Computational phase transitions in sparse planted problems?

In recent times the cavity method, a statistical physics-inspired heuristic, has been successful in conjecturing computational thresholds that have been rigorously confirmed -- such as for community detection in the sparse regime of the stochastic block model. Inspired by this, we investigate the predictions made by the cavity method for the algorithmic problems of detecting and recovering a planted signal in a general model of sparse random graphs. The model we study generalizes the well-understood case of the stochastic block model, the less well understood case of random constraint satisfaction problems with planted assignments, as well as "semi-supervised" variants of these models.
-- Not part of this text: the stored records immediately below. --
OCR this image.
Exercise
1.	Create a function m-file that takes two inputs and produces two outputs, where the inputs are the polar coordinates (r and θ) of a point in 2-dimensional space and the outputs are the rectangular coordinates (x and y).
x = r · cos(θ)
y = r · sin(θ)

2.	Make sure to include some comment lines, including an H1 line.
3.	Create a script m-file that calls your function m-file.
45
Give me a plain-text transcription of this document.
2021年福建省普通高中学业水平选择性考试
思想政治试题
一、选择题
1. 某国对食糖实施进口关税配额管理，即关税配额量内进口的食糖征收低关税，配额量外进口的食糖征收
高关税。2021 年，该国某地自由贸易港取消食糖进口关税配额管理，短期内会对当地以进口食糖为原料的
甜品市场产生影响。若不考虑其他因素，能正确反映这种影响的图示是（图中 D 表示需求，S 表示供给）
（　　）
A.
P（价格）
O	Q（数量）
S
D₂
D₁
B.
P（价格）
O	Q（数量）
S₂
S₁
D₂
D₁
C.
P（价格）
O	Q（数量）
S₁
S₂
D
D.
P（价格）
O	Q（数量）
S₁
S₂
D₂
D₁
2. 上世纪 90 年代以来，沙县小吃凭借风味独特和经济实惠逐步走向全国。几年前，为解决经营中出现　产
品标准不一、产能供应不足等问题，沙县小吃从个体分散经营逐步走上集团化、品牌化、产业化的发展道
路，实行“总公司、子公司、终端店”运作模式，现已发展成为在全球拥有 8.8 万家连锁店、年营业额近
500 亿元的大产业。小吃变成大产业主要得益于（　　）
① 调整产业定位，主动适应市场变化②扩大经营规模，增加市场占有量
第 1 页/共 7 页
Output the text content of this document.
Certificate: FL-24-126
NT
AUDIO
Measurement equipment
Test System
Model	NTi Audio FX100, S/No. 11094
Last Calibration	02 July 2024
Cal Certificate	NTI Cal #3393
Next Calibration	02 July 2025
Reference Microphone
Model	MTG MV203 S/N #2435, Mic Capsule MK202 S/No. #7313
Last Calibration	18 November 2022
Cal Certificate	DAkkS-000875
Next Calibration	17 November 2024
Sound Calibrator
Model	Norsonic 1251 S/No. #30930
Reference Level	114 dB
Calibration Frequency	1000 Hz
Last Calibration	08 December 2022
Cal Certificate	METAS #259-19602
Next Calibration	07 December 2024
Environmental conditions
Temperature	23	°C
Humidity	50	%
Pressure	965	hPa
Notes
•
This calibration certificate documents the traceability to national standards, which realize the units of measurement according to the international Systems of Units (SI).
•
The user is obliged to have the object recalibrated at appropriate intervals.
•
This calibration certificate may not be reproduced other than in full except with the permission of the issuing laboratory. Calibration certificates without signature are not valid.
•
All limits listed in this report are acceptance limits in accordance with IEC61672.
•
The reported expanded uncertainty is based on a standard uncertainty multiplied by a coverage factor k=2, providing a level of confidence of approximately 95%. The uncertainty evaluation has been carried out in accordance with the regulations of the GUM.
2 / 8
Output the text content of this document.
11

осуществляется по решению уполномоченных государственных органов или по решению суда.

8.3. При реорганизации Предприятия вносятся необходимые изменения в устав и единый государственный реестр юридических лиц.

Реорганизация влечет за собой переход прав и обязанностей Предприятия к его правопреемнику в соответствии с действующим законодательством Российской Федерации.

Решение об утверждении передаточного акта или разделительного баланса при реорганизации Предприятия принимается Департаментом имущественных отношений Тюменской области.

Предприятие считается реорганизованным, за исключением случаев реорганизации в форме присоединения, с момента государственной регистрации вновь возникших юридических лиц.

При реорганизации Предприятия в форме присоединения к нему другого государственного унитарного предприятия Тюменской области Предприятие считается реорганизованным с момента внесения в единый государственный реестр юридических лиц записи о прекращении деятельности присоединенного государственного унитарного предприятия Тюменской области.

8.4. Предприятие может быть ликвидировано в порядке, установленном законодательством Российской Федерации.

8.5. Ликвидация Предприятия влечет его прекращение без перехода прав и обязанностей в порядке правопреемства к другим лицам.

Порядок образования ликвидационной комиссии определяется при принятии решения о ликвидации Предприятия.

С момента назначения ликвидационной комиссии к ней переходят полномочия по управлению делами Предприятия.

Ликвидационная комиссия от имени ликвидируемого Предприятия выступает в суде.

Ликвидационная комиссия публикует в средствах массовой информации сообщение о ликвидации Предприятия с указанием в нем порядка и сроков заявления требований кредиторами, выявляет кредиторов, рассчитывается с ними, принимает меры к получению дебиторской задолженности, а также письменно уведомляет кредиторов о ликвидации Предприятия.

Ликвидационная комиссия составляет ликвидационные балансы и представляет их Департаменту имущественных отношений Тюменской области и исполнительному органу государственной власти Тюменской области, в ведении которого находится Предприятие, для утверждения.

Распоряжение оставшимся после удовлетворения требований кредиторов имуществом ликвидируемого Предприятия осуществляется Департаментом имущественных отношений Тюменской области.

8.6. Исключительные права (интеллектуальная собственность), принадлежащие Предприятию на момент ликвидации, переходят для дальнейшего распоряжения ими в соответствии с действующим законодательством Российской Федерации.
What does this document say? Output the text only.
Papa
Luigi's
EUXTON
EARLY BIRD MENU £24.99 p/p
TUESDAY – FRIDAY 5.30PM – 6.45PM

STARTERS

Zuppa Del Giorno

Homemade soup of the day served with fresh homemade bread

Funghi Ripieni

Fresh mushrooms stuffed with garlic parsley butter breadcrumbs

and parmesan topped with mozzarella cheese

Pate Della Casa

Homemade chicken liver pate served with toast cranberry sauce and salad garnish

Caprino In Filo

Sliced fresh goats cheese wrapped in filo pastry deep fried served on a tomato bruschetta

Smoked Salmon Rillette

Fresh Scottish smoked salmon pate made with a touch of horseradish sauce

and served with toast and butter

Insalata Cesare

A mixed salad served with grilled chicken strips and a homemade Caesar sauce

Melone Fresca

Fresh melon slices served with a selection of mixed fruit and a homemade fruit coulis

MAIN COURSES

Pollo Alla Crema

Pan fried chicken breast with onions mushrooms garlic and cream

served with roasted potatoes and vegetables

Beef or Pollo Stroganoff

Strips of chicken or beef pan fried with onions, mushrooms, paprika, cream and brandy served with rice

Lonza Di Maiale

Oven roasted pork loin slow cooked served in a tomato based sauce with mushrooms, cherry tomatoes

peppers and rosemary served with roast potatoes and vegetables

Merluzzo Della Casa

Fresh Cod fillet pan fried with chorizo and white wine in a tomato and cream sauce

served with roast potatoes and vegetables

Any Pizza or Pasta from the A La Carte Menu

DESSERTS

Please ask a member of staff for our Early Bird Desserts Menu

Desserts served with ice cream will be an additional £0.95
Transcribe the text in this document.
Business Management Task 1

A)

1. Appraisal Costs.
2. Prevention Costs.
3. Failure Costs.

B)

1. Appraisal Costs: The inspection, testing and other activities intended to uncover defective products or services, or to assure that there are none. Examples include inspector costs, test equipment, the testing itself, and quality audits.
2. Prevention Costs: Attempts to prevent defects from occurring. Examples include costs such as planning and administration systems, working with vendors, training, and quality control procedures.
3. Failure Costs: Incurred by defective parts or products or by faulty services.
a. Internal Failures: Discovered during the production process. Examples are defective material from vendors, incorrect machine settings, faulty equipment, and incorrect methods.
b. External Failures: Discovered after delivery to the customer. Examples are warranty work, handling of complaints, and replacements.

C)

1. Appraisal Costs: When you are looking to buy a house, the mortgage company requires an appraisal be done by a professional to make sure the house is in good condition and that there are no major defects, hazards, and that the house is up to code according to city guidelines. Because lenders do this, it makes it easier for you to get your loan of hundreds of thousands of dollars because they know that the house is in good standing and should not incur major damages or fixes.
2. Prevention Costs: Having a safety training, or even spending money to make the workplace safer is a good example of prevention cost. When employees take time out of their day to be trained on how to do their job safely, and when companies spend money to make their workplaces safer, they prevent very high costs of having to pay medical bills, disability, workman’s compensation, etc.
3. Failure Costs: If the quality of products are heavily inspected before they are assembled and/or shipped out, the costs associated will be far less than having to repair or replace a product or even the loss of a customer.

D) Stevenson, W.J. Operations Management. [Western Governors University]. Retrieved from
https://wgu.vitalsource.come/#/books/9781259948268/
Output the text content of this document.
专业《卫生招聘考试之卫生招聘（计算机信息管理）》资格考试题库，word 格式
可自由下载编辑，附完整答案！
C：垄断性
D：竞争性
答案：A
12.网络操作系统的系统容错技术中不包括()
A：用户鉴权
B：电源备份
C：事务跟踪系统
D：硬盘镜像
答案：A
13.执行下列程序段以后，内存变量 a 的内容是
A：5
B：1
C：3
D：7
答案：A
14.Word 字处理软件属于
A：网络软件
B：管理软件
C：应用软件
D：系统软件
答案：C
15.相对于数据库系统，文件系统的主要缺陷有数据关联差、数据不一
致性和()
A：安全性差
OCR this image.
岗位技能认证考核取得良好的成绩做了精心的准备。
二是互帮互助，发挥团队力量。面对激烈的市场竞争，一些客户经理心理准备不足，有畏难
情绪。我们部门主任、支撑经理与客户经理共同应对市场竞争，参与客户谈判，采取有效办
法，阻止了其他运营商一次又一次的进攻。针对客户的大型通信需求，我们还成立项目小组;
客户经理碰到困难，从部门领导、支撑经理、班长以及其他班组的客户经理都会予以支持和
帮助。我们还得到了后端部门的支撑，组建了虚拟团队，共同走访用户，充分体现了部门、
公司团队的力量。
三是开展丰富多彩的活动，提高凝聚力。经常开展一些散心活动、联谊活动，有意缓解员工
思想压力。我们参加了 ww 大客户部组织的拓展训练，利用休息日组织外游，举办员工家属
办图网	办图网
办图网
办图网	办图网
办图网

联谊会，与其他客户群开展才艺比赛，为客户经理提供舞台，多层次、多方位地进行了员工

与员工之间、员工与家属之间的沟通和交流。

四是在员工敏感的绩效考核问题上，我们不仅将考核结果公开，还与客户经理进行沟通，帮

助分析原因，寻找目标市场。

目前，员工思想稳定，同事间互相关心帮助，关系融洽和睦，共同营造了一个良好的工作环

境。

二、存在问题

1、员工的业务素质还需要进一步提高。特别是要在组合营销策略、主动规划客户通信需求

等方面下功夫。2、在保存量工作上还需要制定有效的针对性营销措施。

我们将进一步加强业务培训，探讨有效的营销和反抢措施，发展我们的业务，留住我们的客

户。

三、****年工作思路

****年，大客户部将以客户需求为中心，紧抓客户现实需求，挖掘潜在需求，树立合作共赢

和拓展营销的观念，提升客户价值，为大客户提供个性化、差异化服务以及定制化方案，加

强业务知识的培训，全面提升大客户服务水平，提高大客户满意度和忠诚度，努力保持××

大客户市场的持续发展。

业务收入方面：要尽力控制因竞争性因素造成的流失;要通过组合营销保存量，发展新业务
Our results include: (i) a conjecture about a precise criterion for when the problems of detection and recovery should be algorithmically tractable arising from a heuristic analysis of when a particular fixed point of the belief propagation algorithm is stable; (ii) a rigorous polynomial-time algorithm for the problem of detection: distinguishing a graph with a planted signal from one without; (iii) a rigorous polynomial-time algorithm for the problem of recovery: outputting a vector that correlates with the planted signal significantly better than a random guess would. The rigorous algorithms are based on the spectra of matrices that arise as the derivatives of the belief propagation update rule. An interesting unanswered question raised is that of obtaining evidence of computational hardness for convex relaxations whenever hardness is predicted by the cavity method.